AI Article Synopsis

  • The role of progesterone receptor (PR) in estrogen signaling for breast cancer is complex; it can act as both a genomic agonist and a phenotypic antagonist depending on hormone presence.
  • When estrogen and progestin are together, progestin shifts estrogen's effects by influencing gene binding and expression, often leading to a reduction in cancer-promoting processes.
  • Combination treatments using the selective PR modulator CDB4124 and tamoxifen show promising results, indicating that targeting both ER and PR in breast cancers may enhance therapeutic effectiveness.

Article Abstract

The functional role of progesterone receptor (PR) and its impact on estrogen signaling in breast cancer remain controversial.
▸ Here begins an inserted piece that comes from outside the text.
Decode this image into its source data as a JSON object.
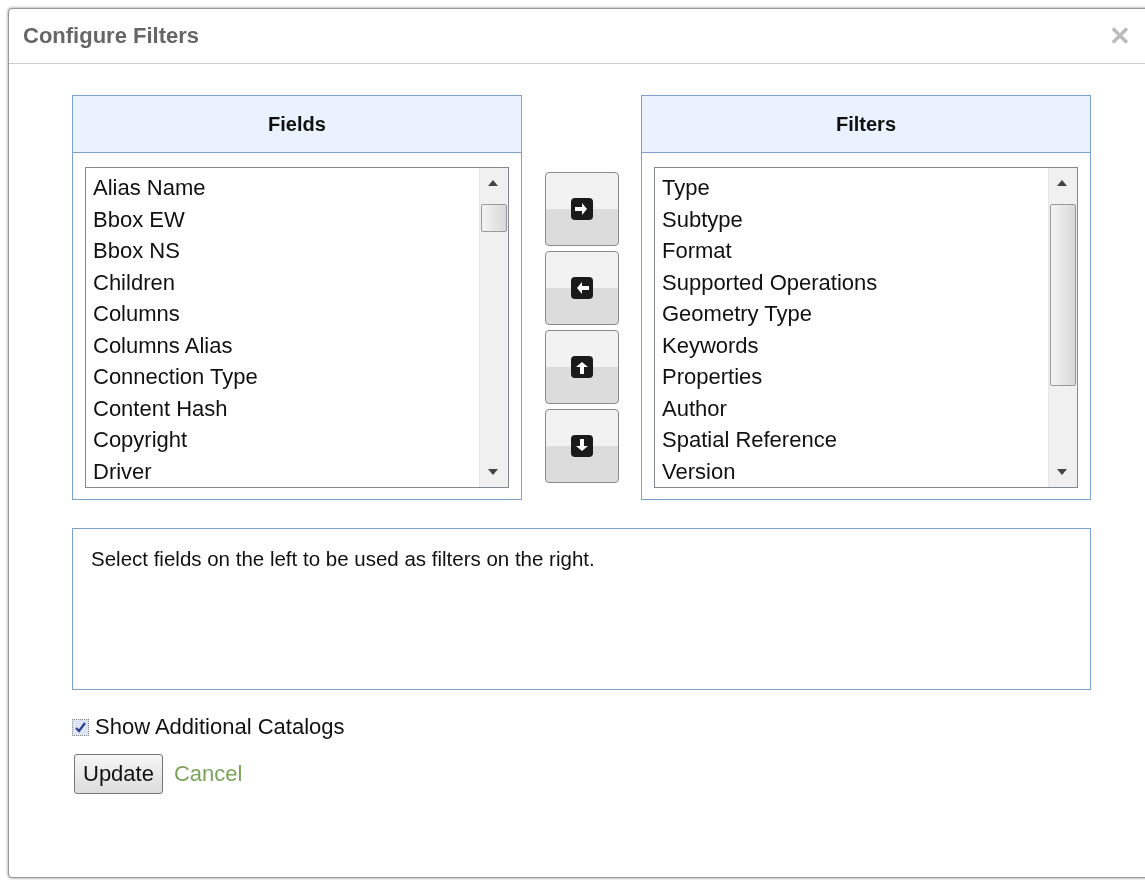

In primary ER(+) (estrogen receptor-positive)/PR(+) human tumors, we report that PR reprograms estrogen signaling as a genomic agonist and a phenotypic antagonist. In isolation, estrogen and progestin act as genomic agonists by regulating the expression of common target genes in similar directions, but at different levels. Similarly, in isolation, progestin is also a weak phenotypic agonist of estrogen action. However, in the presence of both hormones, progestin behaves as a phenotypic estrogen antagonist. PR remodels nucleosomes to noncompetitively redirect ER genomic binding to distal enhancers enriched for BRCA1 binding motifs and sites that link PR and ER/PR complexes. When both hormones are present, progestin modulates estrogen action, such that responsive transcriptomes, cellular processes, and ER/PR recruitment to genomic sites correlate with those observed with PR alone, but not ER alone. Despite this overall correlation, the transcriptome patterns modulated by dual treatment are sufficiently different from individual treatments, such that antagonism of oncogenic processes is both predicted and observed. Combination therapies using the selective PR modulator/antagonist (SPRM) CDB4124 in combination with tamoxifen elicited 70% cytotoxic tumor regression of T47D tumor xenografts, whereas individual therapies inhibited tumor growth without net regression. Our findings demonstrate that PR redirects ER chromatin binding to antagonize estrogen signaling and that SPRMs can potentiate responses to antiestrogens, suggesting that cotargeting of ER and PR in ER(+)/PR(+) breast cancers should be explored.